Politically, this is understandable. Germany worries that any debt relief will reduce Greece’s incentive to undertake reforms. And it would enrage German voters, who might then punish Angela Merkel’s government in the general election next autumn. Economically, it is a disaster. As long as everybody knows Greece cannot repay its debts, the country will remain shut out of private bond markets and uncertainty about how those unpayable debts will eventually be resolved will deter investment. It will slow the privatisation of state assets, which is central to Greece’s turnaround strategy.
HIPC, HIPC, hooray!
That’s why Greece needs another debt-reduction deal. Its official creditors, particularly the euro zone’s governments and the ECB, should set out a plan for reducing the country’s debt burden while sharpening Greece’s incentive to reinvigorate reforms. One guide could be the “HIPC” initiative, the 1996 scheme where lenders agreed to reduce the debts of the most Heavily Indebted Poor Countries if they implemented reforms to reduce poverty. Another could be newly democratic Poland, which had run up huge debts under its communist rulers; in 1991 sympathetic creditors agreed to cut its debt burden if reforms were undertaken.
A bargain with Greece’s official creditors could follow the same principle. A deal would be agreed now: if Greece sticks to its reforms, its official debts would be reduced, in stages, to a level where the stock was manageable (say, 120% of GDP by 2020), the burden bearable and the repayment schedule feasible. The reduction could come through cutting interest rates and pushing out maturities, perhaps to as much as 50 years. That way, Mrs Merkel can explain to voters that the principal is being paid in full. The ECB, which holds Greece’s remaining unrestructured private bonds, should act fastest, accepting terms similar to those imposed on private bondholders.

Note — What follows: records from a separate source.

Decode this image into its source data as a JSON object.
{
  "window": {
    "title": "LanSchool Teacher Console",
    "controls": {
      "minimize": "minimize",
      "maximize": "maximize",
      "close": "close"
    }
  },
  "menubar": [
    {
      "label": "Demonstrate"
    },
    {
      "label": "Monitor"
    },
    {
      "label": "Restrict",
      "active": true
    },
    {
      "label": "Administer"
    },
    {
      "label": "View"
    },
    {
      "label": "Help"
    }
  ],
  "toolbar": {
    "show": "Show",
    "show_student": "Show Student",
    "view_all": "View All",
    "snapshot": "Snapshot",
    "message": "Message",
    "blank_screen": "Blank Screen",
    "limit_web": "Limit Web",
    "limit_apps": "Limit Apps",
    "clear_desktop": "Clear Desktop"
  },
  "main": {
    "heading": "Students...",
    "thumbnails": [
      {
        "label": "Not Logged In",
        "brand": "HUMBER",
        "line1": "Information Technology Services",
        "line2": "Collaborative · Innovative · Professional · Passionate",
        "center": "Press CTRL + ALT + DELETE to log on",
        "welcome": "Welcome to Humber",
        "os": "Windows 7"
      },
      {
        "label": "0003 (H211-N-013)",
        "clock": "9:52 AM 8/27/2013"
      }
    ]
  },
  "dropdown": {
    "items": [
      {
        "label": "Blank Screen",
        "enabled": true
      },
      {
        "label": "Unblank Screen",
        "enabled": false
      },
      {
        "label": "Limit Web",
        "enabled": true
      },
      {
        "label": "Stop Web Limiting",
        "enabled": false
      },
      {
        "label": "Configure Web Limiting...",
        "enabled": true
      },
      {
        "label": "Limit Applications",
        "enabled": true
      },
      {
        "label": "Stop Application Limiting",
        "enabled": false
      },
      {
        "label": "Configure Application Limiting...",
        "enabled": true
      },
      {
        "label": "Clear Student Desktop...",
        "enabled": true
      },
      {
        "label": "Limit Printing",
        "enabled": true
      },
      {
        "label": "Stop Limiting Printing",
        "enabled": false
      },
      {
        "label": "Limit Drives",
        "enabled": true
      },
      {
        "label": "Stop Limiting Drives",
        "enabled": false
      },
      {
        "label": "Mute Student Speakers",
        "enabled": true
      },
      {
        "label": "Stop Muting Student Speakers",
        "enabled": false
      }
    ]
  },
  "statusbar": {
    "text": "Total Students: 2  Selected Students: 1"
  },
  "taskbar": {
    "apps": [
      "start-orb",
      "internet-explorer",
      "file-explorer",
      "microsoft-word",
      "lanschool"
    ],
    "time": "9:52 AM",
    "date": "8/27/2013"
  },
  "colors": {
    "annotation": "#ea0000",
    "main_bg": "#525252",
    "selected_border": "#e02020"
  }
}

There are complications. The IMF sold gold to finance its share of HIPC debt relief. Since Greece, even now, is far richer than most of the IMF’s members, Europe’s creditor countries should shoulder the Fund’s share of Greek debt reduction. Greece might flunk its reforms or its budget numbers. But the impact of laying out a credible path to debt sustainability could be powerful. Greeks could start to believe they have a way out of the crisis; investors could put money in the country with more certainty. It could create a positive circle of confidence and growth. Without it, Greece’s prospects are dire.